# Predicting the religion distribution of Australian suburb towns

Bhagya Warnakulasooriya

August 22,2020

## Introduction

Politics is a blend of the government, political parties and the politicians of a country. In Australia, the political discourse has an apperent influence on the life of people, including immigration, cost of housing, the freedom and rights of an individual and many more.  

As stated by Winston Churchill, "Politics is not a game, but a serious business". Political parties have both long term and short term plans, when preparing for their propaganda. They consider various factors such as average income per person, religion distribution, employment distribution, natural resources distribution,  in each area for an insightful planning. They take the advantage of each factor when appointing candidates for an area, organizing meetings, workshops, other volunteer work etc. 

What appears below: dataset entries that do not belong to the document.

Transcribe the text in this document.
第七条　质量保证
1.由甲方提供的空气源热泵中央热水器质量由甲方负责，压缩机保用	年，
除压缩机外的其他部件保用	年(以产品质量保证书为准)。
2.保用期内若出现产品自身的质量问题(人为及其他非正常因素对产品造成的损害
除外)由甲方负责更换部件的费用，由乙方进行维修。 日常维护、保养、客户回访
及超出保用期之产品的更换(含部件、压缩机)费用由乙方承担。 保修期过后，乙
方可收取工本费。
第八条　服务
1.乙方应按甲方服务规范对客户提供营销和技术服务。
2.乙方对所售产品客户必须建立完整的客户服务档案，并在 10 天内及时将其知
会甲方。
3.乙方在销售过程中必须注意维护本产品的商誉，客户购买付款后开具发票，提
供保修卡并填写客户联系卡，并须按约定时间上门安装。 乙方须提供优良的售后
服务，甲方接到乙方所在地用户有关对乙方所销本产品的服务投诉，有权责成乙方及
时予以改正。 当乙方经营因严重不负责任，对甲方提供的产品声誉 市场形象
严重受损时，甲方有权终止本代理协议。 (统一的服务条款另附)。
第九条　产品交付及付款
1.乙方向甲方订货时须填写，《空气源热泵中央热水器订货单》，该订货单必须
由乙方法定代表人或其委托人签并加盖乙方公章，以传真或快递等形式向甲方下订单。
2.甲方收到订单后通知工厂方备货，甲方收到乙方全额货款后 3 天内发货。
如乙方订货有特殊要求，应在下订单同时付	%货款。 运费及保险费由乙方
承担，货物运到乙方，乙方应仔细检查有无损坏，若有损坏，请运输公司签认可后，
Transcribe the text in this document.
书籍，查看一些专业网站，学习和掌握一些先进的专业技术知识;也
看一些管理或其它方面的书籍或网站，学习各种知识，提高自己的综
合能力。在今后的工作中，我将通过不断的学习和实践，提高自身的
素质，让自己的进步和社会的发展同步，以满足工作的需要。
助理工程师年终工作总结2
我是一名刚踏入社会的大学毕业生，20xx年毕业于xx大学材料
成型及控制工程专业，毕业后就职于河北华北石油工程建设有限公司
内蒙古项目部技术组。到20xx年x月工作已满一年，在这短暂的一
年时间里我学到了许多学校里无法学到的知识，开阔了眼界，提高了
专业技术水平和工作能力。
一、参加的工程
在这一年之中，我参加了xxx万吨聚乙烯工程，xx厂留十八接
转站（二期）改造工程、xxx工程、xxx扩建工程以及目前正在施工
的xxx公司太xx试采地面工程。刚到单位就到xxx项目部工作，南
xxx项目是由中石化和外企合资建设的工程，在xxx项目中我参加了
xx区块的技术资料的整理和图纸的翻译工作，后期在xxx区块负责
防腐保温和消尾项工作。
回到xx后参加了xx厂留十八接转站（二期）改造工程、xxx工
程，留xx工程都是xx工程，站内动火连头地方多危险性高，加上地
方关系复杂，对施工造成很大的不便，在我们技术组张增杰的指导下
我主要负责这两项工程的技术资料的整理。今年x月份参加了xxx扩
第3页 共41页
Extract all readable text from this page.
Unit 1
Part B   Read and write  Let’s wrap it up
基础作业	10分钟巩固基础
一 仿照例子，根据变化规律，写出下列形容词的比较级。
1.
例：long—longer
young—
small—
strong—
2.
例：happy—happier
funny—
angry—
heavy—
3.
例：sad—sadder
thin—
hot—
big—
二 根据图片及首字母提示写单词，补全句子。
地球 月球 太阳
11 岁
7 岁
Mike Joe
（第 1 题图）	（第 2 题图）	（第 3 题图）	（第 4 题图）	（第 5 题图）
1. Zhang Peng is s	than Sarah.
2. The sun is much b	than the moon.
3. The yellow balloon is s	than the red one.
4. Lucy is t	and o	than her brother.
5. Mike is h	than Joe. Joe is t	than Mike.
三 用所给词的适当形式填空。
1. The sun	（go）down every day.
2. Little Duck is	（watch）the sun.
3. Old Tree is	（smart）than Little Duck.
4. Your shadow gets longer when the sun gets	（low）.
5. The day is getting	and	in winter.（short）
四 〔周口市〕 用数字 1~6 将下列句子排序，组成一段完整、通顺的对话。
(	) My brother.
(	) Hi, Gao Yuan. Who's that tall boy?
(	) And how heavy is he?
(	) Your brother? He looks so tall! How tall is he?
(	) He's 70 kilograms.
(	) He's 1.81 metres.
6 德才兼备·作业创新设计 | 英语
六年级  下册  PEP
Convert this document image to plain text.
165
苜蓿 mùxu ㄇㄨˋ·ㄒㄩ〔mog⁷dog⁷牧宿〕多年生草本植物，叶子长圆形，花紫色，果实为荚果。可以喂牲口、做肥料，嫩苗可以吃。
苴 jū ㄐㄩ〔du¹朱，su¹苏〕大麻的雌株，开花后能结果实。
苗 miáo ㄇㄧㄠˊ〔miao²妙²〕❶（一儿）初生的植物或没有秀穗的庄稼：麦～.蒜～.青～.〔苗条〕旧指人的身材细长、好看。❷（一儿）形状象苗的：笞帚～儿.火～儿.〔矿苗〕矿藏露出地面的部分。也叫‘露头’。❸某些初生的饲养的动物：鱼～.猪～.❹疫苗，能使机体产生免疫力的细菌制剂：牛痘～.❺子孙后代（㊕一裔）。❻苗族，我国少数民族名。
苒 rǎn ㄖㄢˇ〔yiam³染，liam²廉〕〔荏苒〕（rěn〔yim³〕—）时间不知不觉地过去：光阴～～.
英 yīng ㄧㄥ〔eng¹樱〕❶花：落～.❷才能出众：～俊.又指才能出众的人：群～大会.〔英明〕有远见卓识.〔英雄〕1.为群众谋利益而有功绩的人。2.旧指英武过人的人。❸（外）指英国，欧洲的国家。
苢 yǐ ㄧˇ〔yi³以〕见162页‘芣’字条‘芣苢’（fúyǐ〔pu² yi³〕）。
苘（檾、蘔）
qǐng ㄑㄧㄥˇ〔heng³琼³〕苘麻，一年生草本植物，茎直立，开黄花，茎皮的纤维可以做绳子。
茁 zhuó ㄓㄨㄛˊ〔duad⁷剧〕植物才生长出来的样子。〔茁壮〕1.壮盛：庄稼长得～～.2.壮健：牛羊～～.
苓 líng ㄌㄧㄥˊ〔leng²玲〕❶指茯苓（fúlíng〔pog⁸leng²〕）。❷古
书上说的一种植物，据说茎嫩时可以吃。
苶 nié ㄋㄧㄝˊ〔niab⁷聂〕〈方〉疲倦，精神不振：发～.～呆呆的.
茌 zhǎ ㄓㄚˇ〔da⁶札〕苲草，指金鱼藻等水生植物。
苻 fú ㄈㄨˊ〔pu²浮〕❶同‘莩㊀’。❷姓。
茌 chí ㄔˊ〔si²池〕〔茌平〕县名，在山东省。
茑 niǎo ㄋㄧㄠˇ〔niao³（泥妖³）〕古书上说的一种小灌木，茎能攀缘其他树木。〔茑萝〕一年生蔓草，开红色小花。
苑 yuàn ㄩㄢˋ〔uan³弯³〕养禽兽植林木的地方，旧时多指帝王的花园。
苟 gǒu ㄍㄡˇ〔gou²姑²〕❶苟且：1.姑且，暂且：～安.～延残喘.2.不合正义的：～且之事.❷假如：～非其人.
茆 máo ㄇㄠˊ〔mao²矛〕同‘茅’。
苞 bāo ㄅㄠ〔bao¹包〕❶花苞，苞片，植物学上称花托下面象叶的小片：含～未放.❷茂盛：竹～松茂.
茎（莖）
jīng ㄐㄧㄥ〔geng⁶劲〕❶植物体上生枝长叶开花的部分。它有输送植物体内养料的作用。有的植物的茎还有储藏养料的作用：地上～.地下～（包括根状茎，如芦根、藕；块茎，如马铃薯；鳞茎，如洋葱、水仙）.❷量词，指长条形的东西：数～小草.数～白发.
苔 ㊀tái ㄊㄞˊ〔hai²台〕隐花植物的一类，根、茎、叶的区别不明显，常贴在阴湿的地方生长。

My project focuses on predicting the religion distribution of the suburb towns in Australia by categorizing them into clusters considering the most common religious venues in each town which would help the future campaigns of a political party. 

## Data

Information on all Australian towns were downloaded as a csv file from https://www.australiantownslist.com. This includes geographical data (latitude and longitude coordinates), name, state, postal code, type(whether it is urban or a suburb), population, median income, area etc. Only the suburbs were considered. Popular Foursquare API was used to grab the religious venues around a 2km radius of each suburb town. 

## Methodology

Data cleaning was done at first. The towns with zero population was removed from the dataframe. Since only the suburbs were considered, the towns which falls under suburbs were filtered out of the dataframe which led to a total of 127. All the suburb towns were fallen under eight states, namely, Western Australia, New South Wales, Victoria, South Australia, Queensland, Australian Capital Territory, Tasmania and Northern Territory.    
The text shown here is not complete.